Special Issues in Providing “Perfect” Hearing Care
An additional issue with hearing aids that everyone on the care team needs to understand is “recruitment,” or the perceived loudness of the hearing aid even when applying only small amounts of gain above threshold. Recruitment is different for every patient. If a patient reports that things sound uncomfortably loud with a new hearing aid, the audiologist may be able to interpret the problem as recruitment. The audiologist will notify the HIS to get the hearing aid adjusted to correct the problem so it doesn’t stimulate recruitment for that patient.
Everyone on the team has to make sure the patient’s hearing is treated appropriately and optimally. That is, the patient hears the signal loud enough to understand clearly, and loud enough to distinguish one phoneme from the other, and also can distinguish voiced and unvoiced consonants and unusual combinations of consonants. What patients perceive acoustically depends on how they hear it. If they hear things clearly enough, they are usually satisfied with their hearing aid.
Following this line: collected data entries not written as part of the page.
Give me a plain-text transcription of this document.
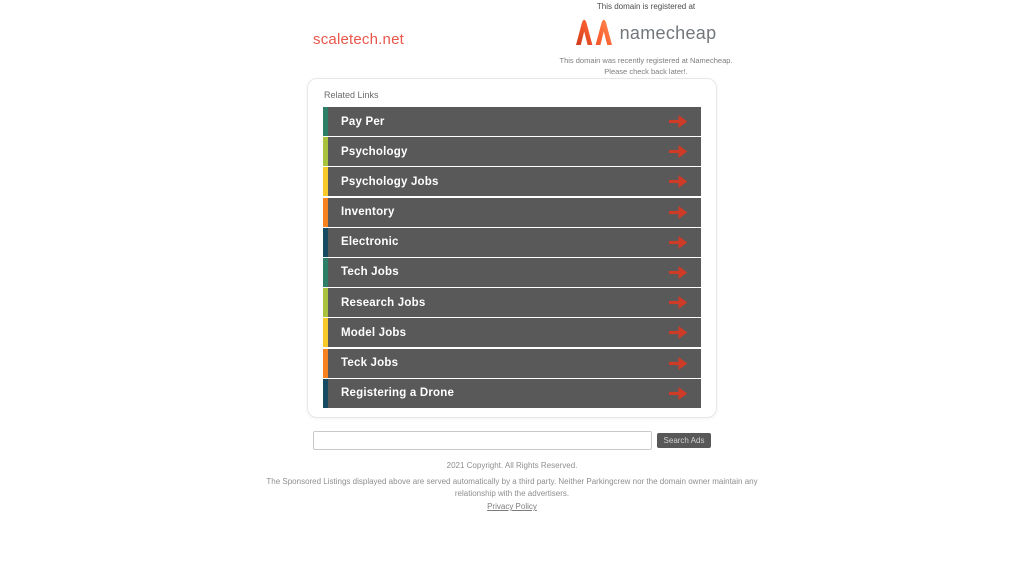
scaletech.net
This domain is registered at
namecheap
This domain was recently registered at Namecheap.
Please check back later!.
Related Links
Pay Per
Psychology
Psychology Jobs
Inventory
Electronic
Tech Jobs
Research Jobs
Model Jobs
Teck Jobs
Registering a Drone
Search Ads
2021 Copyright. All Rights Reserved.
The Sponsored Listings displayed above are served automatically by a third party. Neither Parkingcrew nor the domain owner maintain any relationship with the advertisers.
Privacy Policy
Collaborating on Aural Rehabilitation in Audiology
Something must be said about the rehabilitative role the audiologist performs as part of the hearing healthcare team. In addition to providing hearing testing and diagnostics, the audiologist should also be helping patients with aural rehabilitation. This is where the combined skills and training of the audiologist and the hearing instrument specialist are truly complementary, because both pros can be involved in providing long-term rehabilitative services for patients. In other words, while the HIS focuses on adjusting the hearing instrument as needed and teaching the patient how to use the instrument, the audiologist can provide “auditory training,” speech reading (lip reading), and specialized strategies/exercises for optimal hearing. As explained by Maurice Miller in his article in the March 2015 issue of The Hearing Review, only a small percentage of audiologists are currently applying their skills in rehabilitative audiology for patients, and this audiology service is necessary to providing comprehensive care.
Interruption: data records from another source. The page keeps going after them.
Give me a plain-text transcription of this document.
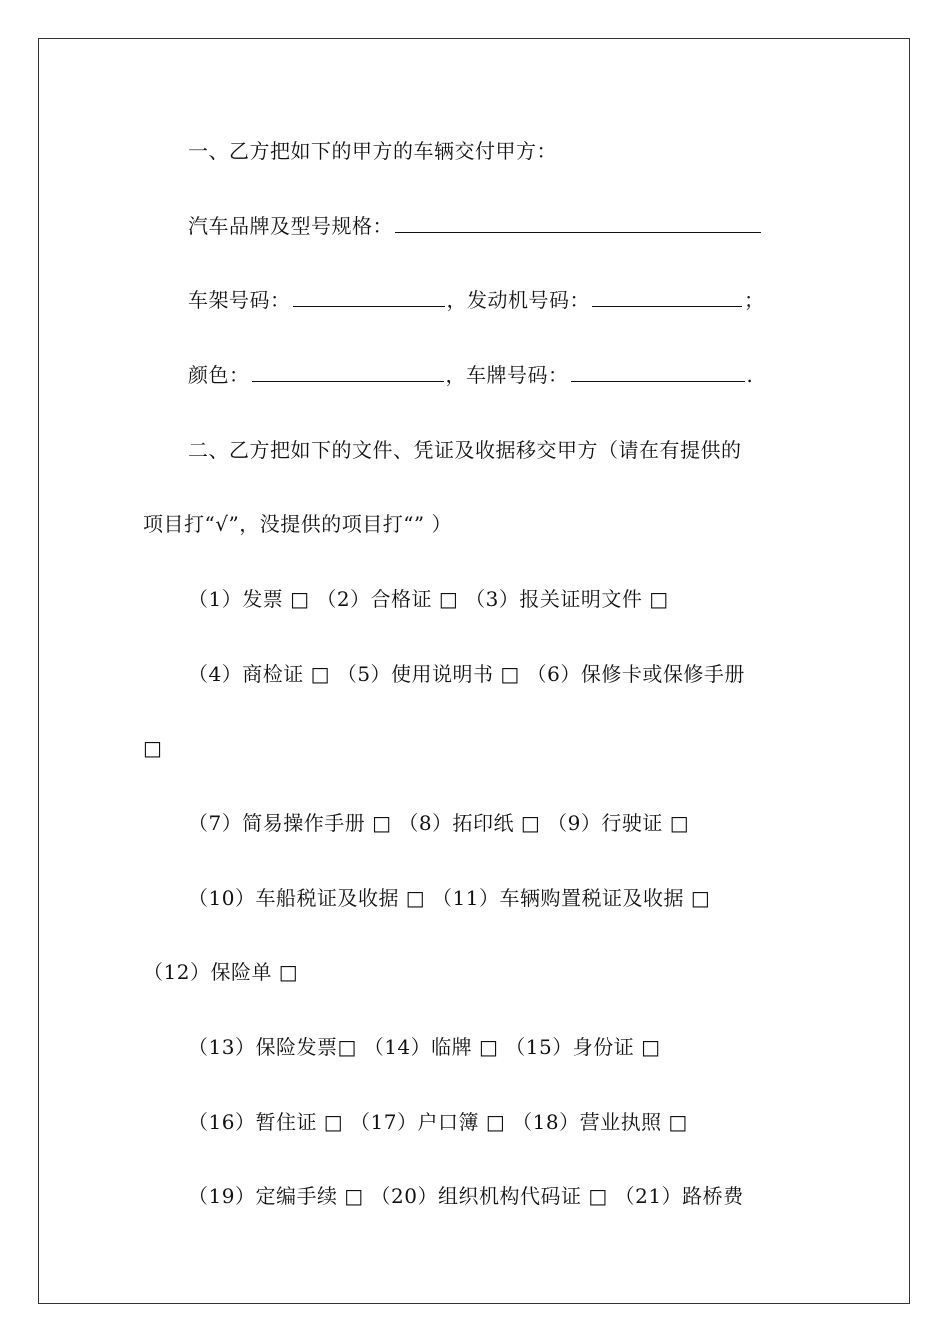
一、乙方把如下的甲方的车辆交付甲方：
汽车品牌及型号规格：
车架号码：	，发动机号码：	；
颜色：	，车牌号码：	.
二、乙方把如下的文件、凭证及收据移交甲方（请在有提供的
项目打“√”，没提供的项目打“” ）
（1）发票 □ （2）合格证 □ （3）报关证明文件 □
（4）商检证 □ （5）使用说明书 □ （6）保修卡或保修手册
□
（7）简易操作手册 □ （8）拓印纸 □ （9）行驶证 □
（10）车船税证及收据 □ （11）车辆购置税证及收据 □
（12）保险单 □
（13）保险发票□ （14）临牌 □ （15）身份证 □
（16）暂住证 □ （17）户口簿 □ （18）营业执照 □
（19）定编手续 □ （20）组织机构代码证 □ （21）路桥费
When patients receive top-notch care and follow-up, they appreciate the entire care team, because they know that comprehensive, coordinated care has put them back in the world and hearing all the things they want to. By proposing a new group approach with professionals working together as a first-class team in one location, we’re not talking about competing for patients. If every hearing care professional is doing his job right, there are more than enough patients to go around. Further, if each professional can suppress his or her own ego—whether an otologist, audiologist or hearing instrument specialist—then putting this kind of a group together will make each one so busy there is no time to worry about anything else.
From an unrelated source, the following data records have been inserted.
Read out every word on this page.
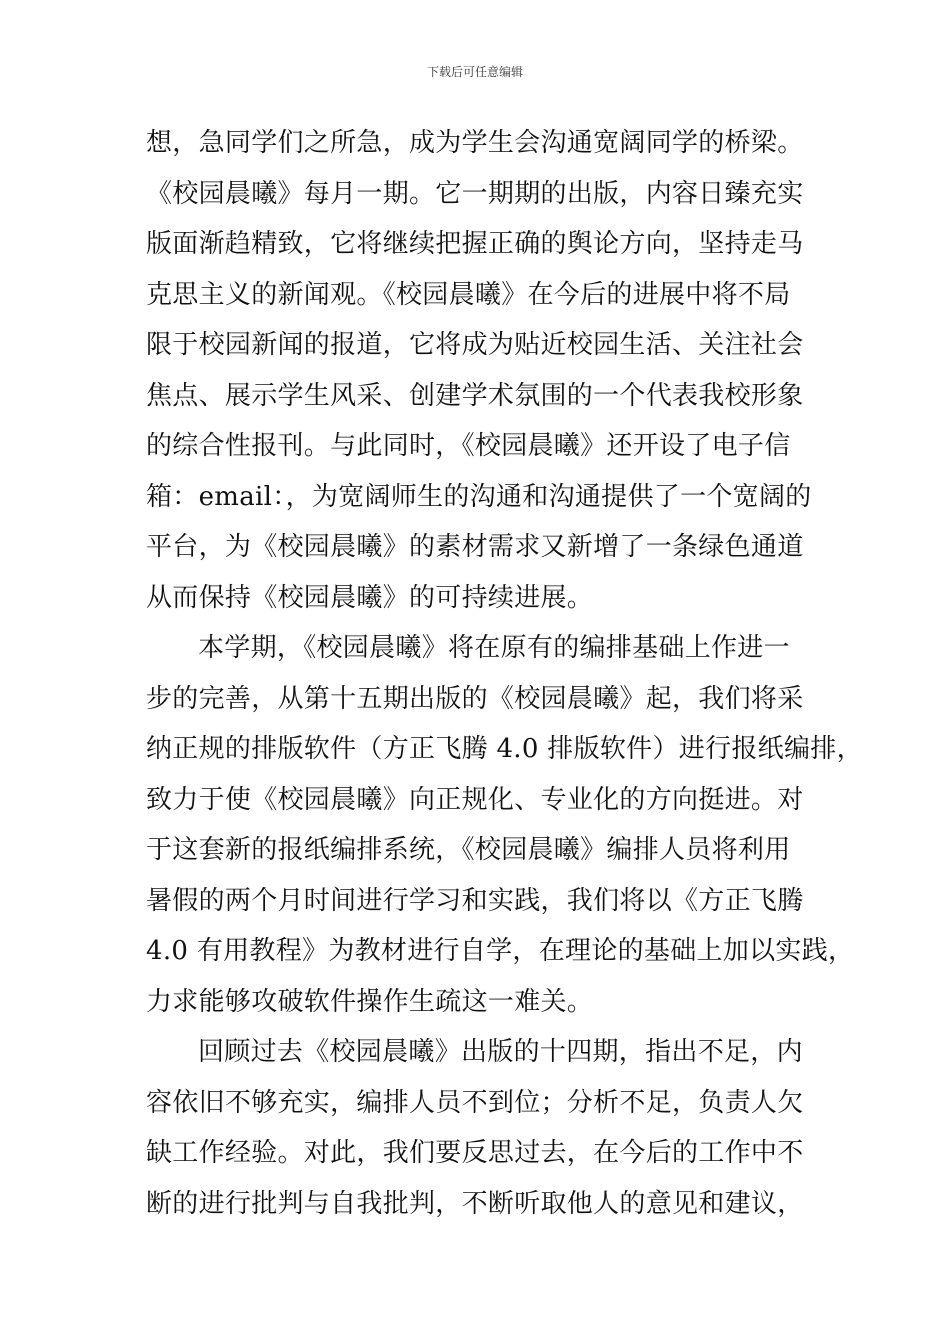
下载后可任意编辑
想，急同学们之所急，成为学生会沟通宽阔同学的桥梁。
《校园晨曦》每月一期。它一期期的出版，内容日臻充实
版面渐趋精致，它将继续把握正确的舆论方向，坚持走马
克思主义的新闻观。《校园晨曦》在今后的进展中将不局
限于校园新闻的报道，它将成为贴近校园生活、关注社会
焦点、展示学生风采、创建学术氛围的一个代表我校形象
的综合性报刊。与此同时，《校园晨曦》还开设了电子信
箱：email：，为宽阔师生的沟通和沟通提供了一个宽阔的
平台，为《校园晨曦》的素材需求又新增了一条绿色通道
从而保持《校园晨曦》的可持续进展。
本学期，《校园晨曦》将在原有的编排基础上作进一
步的完善，从第十五期出版的《校园晨曦》起，我们将采
纳正规的排版软件（方正飞腾 4.0 排版软件）进行报纸编排，
致力于使《校园晨曦》向正规化、专业化的方向挺进。对
于这套新的报纸编排系统，《校园晨曦》编排人员将利用
暑假的两个月时间进行学习和实践，我们将以《方正飞腾
4.0 有用教程》为教材进行自学，在理论的基础上加以实践，
力求能够攻破软件操作生疏这一难关。
回顾过去《校园晨曦》出版的十四期，指出不足，内
容依旧不够充实，编排人员不到位；分析不足，负责人欠
缺工作经验。对此，我们要反思过去，在今后的工作中不
断的进行批判与自我批判，不断听取他人的意见和建议，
For too long, those of us in the hearing healthcare industry have allowed our egos to get in the way. We have worried more about our own professional identities than about the ultimate needs of the patient. Each of us needs to be comfortable enough in our own ego to focus on helping the patient. It is time to work together to form a collaborative elite team of hearing health specialists and quit handicapping ourselves. As with great golfers, isn’t it time to forget all the plugged lies and turf battles, and instead start appreciating and using all the clubs in our bag?
Jay B. McSpaden, PhD, is an audiologist and hearing instrument specialist who has retired from private practice, but continues to write about hearing healthcare.